Crédito da ilustração: www.catholiclane.com
Crédito da ilustração: http://www.catholiclane.com

Em 1986 (não lembro ao certo o mês) Frânio Lima, editor do amazonense Jornal do Commercio, me chamou a sua sala para pedir/mandar que eu fosse à Universidade do Amazonas, pois havia uma denúncia grave contra um médico brasileiro e uma empresa “farmacêutica” europeia.

A hora da minha convocação pelo colega editor era insólita: 19 horas.

Mais insólito ainda era a minha convocação, pois era este escriba aqui chefe de redação do jornal (tínhamos dezenas de repórteres).

Lima explicou que o caso era sério e requeria gente de confiança para desvendá-lo e publicá-lo.

Em síntese a história era a seguinte: um médico baiano, especialista em contracepção feminina, fora cooptado por uma indústria farmacêutica europeia para usar o Brasil como um dos campos de teste do contraceptivo norplant.

Não apenas o Brasil, mas outros países – Venezuela, Peru, Colômbia, México, África do Sul, Índia e diversos outros – também foram usados como campo de teste.

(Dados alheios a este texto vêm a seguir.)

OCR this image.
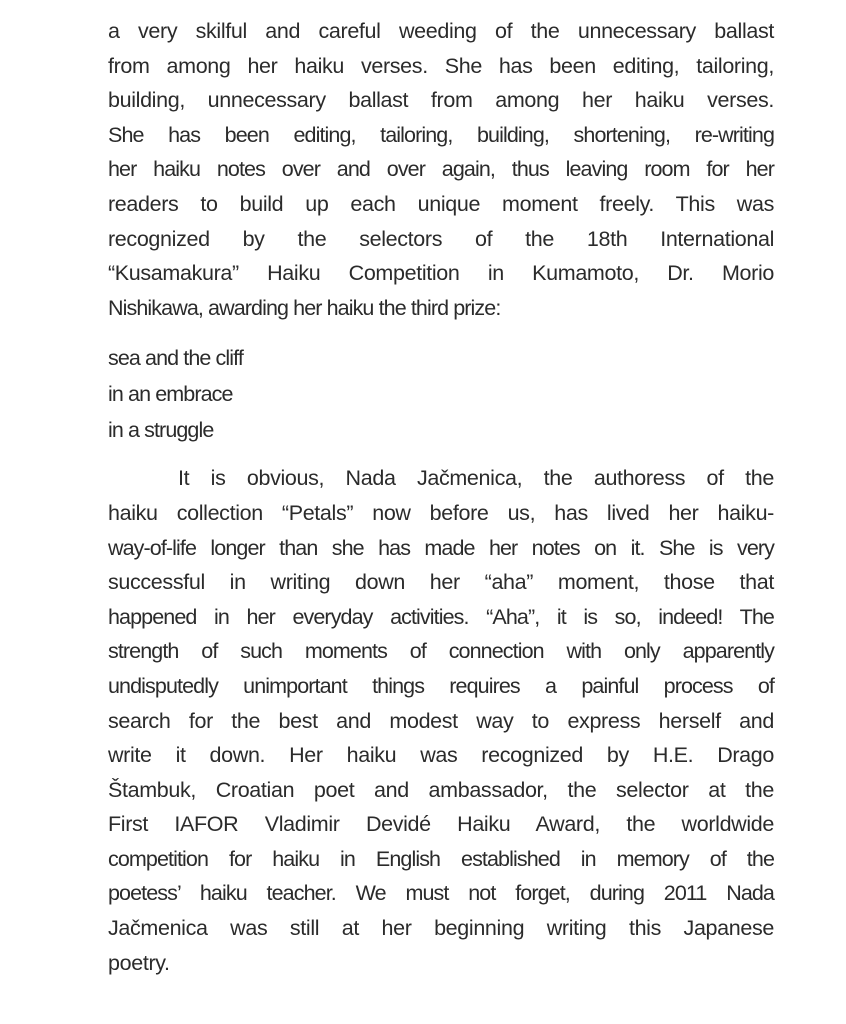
a very skilful and careful weeding of the unnecessary ballast
from among her haiku verses. She has been editing, tailoring,
building, unnecessary ballast from among her haiku verses.
She has been editing, tailoring, building, shortening, re-writing
her haiku notes over and over again, thus leaving room for her
readers to build up each unique moment freely. This was
recognized by the selectors of the 18th International
“Kusamakura” Haiku Competition in Kumamoto, Dr. Morio
Nishikawa, awarding her haiku the third prize:
sea and the cliff
in an embrace
in a struggle
It is obvious, Nada Jačmenica, the authoress of the
haiku collection “Petals” now before us, has lived her haiku-
way-of-life longer than she has made her notes on it. She is very
successful in writing down her “aha” moment, those that
happened in her everyday activities. “Aha”, it is so, indeed! The
strength of such moments of connection with only apparently
undisputedly unimportant things requires a painful process of
search for the best and modest way to express herself and
write it down. Her haiku was recognized by H.E. Drago
Štambuk, Croatian poet and ambassador, the selector at the
First IAFOR Vladimir Devidé Haiku Award, the worldwide
competition for haiku in English established in memory of the
poetess’ haiku teacher. We must not forget, during 2011 Nada
Jačmenica was still at her beginning writing this Japanese
poetry.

Algumas características eram comuns a todos eles:

– os implantadores do campo de teste eram médicos especializados em contracepção;

– as mulheres “usadas” como cobaias eram de baixa ou nenhuma renda;

– universidades (a maioria públicas) eram usadas para dar “credibilidade” aos testes.

Quem quiser saber mais sobre o contraceptivo e seus efeitos na saúde da mulher vai ter de dar uma busca na internet.

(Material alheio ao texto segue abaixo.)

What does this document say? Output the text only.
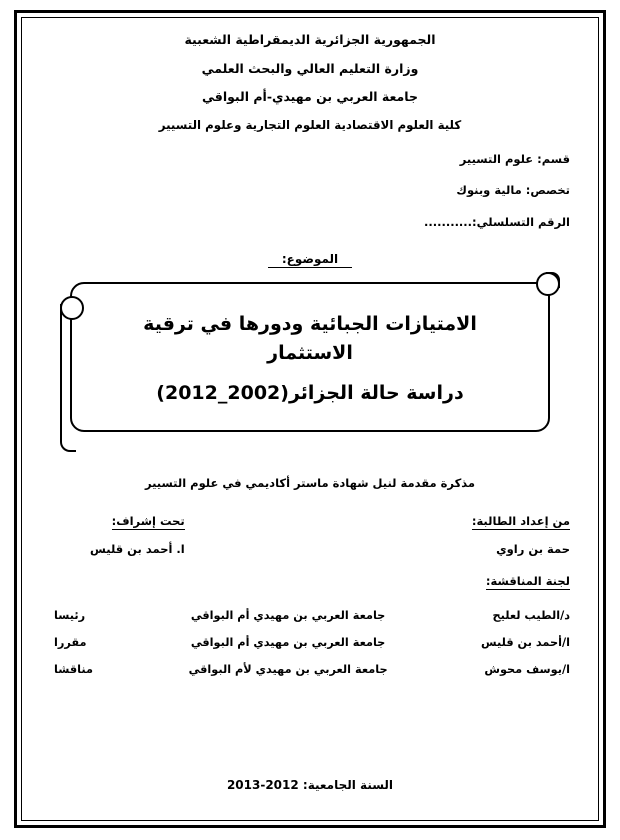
الجمهورية الجزائرية الديمقراطية الشعبية
وزارة التعليم العالي والبحث العلمي
جامعة العربي بن مهيدي-أم البواقي
كلية العلوم الاقتصادية العلوم التجارية وعلوم التسيير
قسم: علوم التسيير
تخصص: مالية وبنوك
الرقم التسلسلي:...........
الموضوع:
الامتيازات الجبائية ودورها في ترقية
الاستثمار
دراسة حالة الجزائر(2002_2012)
مذكرة مقدمة لنيل شهادة ماستر أكاديمي في علوم التسيير
من إعداد الطالبة:
حمة بن راوي
تحت إشراف:
ا. أحمد بن قليس
لجنة المناقشة:
د/الطيب لعليح	جامعة العربي بن مهيدي أم البواقي	رئيسا
ا/أحمد بن قليس	جامعة العربي بن مهيدي أم البواقي	مقررا
ا/يوسف محوش	جامعة العربي بن مهيدي لأم البواقي	مناقشا
السنة الجامعية: 2012-2013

De objetivo eu apenas tinha a palavra da “fonte da informação”, que por caso também era médico e professor da FUA (Fundação Universidade do Amazonas), e uma foto que fiz (Frânio Lima não permitiu que eu levasse um fotógrafo junto) das 3 ou 4 caixas do produto que estavam estocadas numa sala da escola superior.

“Meu bem, meu mal”

Nem precisa me perguntar se eu ouvi o médico acusado, pois não fiz isso, e não faria novamente.

Com a devida vênia de Frânio Lima (que, aliás, era advogado também) pedi licença para igualmente publicar a matéria na Folha de São Paulo (à época eu era correspondente do jornal paulista no Estado).

No dia seguinte à minha estada na FUA, o caso norplant foi manchete do Jornal do Commercio amazonense, e no dia posterior estava na primeira página da Folha.

Foi um furor!

O médico baiano em questão ligou trocentas vezes para me chamar de irresponsável e caluniador (sem provas?) de seu malfeito, de sua espertalhice, e ameaçou a mim, ao JC e à Folha de não sei quantos processos, que acabaram não se materializando.

Pelo sim, pelo não, acho que ele teve alguns ganhos nessa história do vazamento de seus malfeitos:

– ganhou seus bons trocados da empresa europeia;

– migrou para São Paulo;

– e de quebra teve até um programa de TV, “preocupado” como sempre esteve com o crescimento exponencial das populações pobres deste planeta.

Não foram poucas as histórias desse teor e desse quilate nas quais me vi envolvido como jornalista.

Não vale a pena relatar todas aqui, embora algumas delas tenham até custado cargos públicos e processos aos “denunciados”.

Esse é o papel do jornalismo e do jornalista.

O melhor de todos eles. O mais nobre deles.

Não me arrependendo de nenhuma dessas histórias.

E faria tudo de novo sem perder, por conta disso, cinco minutos de meu santo sono.